On m’apprend que posséder une expérience en escalade sur paroi rocheuse n’est même pas requise pour passer à la glace, les deux sports étant semblables – et dissemblab­les – comme le ski alpin l’est pour la planche à neige.

« Au mieux, un grimpeur expériment­é connaîtra ses noeuds, aura apprivoisé les hauteurs et n’oubliera pas de solliciter ses jambes », me dit Samuel Patoine, mon moniteur pour cet après-midi d’initiation à Saint-Adolphed’Howard.

AU PIED DE LA CASCADE

Après une petite marche d’une dizaine de minutes, on arrive à la cascade d’apprentiss­age d’Attitude Montagne, une cascade « artificiel­le » (de la vraie glace, mais qui a été arrosée) sur une paroi rocheuse qui s’étire sur 20 mètres devant moi. Près de cette structure naturelle, quasi vivante, on se sent bien petit, autant à sa base qu’à son sommet.

« Contrairem­ent au roc, la surface de glace va changer selon la températur­e ou l’ensoleille­ment, me dit Samuel. Aucune grimpe n’est identique. »

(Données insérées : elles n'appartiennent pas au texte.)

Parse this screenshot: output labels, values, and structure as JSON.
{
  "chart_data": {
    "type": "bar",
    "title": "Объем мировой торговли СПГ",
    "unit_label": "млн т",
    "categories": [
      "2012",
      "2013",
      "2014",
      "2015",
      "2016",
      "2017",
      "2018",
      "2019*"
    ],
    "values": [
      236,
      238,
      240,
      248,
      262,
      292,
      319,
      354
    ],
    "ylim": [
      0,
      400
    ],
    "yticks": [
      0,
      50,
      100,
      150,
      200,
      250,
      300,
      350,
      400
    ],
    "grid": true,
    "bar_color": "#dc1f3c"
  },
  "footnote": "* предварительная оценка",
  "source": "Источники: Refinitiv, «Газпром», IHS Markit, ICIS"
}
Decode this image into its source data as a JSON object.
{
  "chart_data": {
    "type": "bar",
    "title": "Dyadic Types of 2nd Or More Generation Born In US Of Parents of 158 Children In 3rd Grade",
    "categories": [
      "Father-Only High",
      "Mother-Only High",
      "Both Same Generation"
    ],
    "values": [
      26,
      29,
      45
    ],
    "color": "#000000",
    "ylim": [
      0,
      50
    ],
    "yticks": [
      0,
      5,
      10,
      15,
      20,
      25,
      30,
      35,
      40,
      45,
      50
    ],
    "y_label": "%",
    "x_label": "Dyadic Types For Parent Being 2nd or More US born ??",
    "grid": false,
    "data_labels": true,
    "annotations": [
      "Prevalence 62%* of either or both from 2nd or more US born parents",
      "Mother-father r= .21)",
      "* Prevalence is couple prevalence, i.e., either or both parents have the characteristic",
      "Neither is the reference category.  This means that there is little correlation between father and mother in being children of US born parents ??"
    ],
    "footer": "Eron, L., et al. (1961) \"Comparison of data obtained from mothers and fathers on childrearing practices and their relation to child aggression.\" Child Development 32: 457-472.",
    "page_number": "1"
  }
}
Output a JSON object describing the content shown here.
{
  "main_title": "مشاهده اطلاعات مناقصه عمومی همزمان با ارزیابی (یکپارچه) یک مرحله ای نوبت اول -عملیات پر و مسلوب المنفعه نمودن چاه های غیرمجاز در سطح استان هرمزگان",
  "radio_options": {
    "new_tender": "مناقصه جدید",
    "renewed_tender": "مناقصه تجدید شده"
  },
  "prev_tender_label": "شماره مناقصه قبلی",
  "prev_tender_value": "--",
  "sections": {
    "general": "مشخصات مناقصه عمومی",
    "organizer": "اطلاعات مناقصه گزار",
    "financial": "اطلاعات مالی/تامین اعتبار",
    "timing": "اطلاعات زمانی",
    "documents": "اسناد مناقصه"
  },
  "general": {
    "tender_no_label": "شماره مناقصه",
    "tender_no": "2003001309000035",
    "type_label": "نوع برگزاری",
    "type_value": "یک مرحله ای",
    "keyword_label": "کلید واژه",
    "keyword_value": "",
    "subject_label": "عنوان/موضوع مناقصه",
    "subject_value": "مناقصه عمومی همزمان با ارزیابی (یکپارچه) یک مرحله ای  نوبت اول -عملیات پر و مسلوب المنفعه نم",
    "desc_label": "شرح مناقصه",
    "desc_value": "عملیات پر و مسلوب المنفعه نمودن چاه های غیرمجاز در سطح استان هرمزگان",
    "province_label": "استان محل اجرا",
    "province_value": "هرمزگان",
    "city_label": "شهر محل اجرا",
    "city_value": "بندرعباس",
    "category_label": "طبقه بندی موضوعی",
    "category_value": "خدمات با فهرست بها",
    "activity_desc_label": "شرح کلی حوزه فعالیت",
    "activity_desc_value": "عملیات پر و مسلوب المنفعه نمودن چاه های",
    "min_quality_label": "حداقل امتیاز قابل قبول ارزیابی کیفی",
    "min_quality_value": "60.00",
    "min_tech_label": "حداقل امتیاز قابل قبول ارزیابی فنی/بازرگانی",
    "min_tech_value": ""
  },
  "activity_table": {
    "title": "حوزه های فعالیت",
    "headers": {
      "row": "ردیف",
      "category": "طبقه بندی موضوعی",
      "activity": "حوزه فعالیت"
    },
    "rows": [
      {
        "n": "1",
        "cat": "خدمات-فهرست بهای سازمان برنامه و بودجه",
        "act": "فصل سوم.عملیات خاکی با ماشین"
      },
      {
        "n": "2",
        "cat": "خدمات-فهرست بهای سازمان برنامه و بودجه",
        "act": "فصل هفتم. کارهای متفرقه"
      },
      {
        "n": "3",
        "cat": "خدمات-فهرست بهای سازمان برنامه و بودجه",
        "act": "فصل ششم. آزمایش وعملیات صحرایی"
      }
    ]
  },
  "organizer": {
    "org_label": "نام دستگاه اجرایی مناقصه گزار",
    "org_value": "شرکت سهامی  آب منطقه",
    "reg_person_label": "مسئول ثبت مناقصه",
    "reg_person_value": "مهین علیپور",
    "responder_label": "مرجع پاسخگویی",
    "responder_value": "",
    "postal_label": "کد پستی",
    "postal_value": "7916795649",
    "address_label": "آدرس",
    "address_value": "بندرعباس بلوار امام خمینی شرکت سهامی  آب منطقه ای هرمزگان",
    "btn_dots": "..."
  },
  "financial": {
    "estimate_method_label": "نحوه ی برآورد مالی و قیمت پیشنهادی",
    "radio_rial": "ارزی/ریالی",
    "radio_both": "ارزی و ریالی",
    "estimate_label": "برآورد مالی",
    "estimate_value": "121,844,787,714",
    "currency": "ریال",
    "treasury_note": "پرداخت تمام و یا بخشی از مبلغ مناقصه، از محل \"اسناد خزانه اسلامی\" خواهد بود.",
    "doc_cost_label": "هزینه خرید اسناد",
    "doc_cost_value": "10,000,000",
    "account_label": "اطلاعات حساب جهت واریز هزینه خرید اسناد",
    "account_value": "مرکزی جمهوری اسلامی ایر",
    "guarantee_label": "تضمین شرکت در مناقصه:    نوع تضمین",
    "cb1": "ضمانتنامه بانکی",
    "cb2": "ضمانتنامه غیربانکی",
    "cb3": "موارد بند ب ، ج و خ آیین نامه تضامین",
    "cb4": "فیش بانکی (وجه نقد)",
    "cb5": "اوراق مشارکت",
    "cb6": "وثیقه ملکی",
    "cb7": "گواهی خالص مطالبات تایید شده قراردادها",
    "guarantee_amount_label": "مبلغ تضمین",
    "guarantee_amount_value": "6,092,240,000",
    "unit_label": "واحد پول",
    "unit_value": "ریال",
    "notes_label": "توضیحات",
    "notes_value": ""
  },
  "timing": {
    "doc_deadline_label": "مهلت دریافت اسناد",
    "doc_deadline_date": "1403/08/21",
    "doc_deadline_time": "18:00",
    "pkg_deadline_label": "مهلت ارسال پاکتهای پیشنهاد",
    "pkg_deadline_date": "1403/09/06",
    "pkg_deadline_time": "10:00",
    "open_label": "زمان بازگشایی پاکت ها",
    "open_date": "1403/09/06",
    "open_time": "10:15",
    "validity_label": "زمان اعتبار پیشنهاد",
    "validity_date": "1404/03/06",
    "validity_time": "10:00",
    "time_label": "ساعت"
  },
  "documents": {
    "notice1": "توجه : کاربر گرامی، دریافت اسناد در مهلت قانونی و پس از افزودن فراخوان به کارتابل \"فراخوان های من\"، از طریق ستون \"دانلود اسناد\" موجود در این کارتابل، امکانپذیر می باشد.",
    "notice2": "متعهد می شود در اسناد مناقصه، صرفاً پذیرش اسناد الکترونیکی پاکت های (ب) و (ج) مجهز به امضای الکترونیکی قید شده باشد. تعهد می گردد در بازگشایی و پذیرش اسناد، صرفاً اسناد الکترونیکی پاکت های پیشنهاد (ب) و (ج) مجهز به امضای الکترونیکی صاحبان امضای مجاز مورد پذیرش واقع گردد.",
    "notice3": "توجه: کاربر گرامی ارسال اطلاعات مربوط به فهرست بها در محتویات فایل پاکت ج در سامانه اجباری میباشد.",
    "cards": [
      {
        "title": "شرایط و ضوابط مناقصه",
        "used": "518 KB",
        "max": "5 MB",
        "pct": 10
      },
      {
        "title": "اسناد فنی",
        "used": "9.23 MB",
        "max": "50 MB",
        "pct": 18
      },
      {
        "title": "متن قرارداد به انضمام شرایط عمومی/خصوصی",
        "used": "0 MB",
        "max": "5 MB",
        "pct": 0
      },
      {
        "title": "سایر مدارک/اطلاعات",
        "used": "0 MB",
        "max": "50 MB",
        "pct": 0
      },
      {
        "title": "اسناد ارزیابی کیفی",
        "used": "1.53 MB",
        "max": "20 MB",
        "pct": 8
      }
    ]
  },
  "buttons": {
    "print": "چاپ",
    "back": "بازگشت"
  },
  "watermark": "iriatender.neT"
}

La nuit dernière, le mercure avait chuté à -35o C dans les Laurentide­s. Cet après-midi, il peine à s’affirmer au-delà du -20 C. Dès le premier coup de piolet, on découvre une glace dure, cassante.

« Ce sont des conditions difficiles », avoue Samuel. Son commentair­e me rassure, car je galère à simplement percer la surface glacée. Ce ne sera pas une montée sans effort.

Plus tôt, mon moniteur m’avait précisé qu’il était important de faire confiance à la glace en ne cherchant pas à s’y enfoncer trop profondéme­nt, coûte que coûte. Autrement, on risque l’épuisement, alors que l’efficience et la gestion d’énergie sont critiques en escalade. Il faut se conserver pour toujours aller plus haut.

APPRIVOISE­R LES HAUTEURS

Je ne monterai pas très haut. Je donne quelques coups de piolet à droite et je réussis à prendre appui. Puis, je répète, plus péniblemen­t, de mon bras gauche. Enfin, je peux tenter un petit pas à droite – un bon coup de pied et la chose est réglée – et ensuite, de l’autre côté. Je grimpe, en prenant soin de pousser avec les jambes au lieu de tirer avec les bras. Je commence même à trouver mon rythme. Je m’efforce de garder mon regard devant moi, tentant autant de repérer l’endroit de mon prochain appui que d’oublier le vide, sous moi.

Tout à coup, je dois arrêter de monter. Je n’ai pas regardé en bas, je ne me suis pas buté contre un obstacle infranchis­sable, je ne suis même pas fatiguée outre mesure. Je ressens simplement cette urgence de redescendr­e.

Samuel comprend et me conseille de lâcher les prises de mes bras, puis de me pencher vers l’arrière. Je refuse, craintive. Mon assureur me rassure (« en moulinette, tu ne tomberas pas ») et, en une trentaine de secondes, je redescends les quelque six mètres à peine que j’aurai grimpés.

Je lui explique ce qui est arrivé : que je ne me sentais plus bien de monter, en somme. Samuel m’apprend que mon expérience est la norme. En escalade, la tête bloque souvent la première.

Un peu plus loin, une autre paroi à l’inclinaiso­n plus clémente me permettra de réapprivoi­ser la bête, un pas à la fois.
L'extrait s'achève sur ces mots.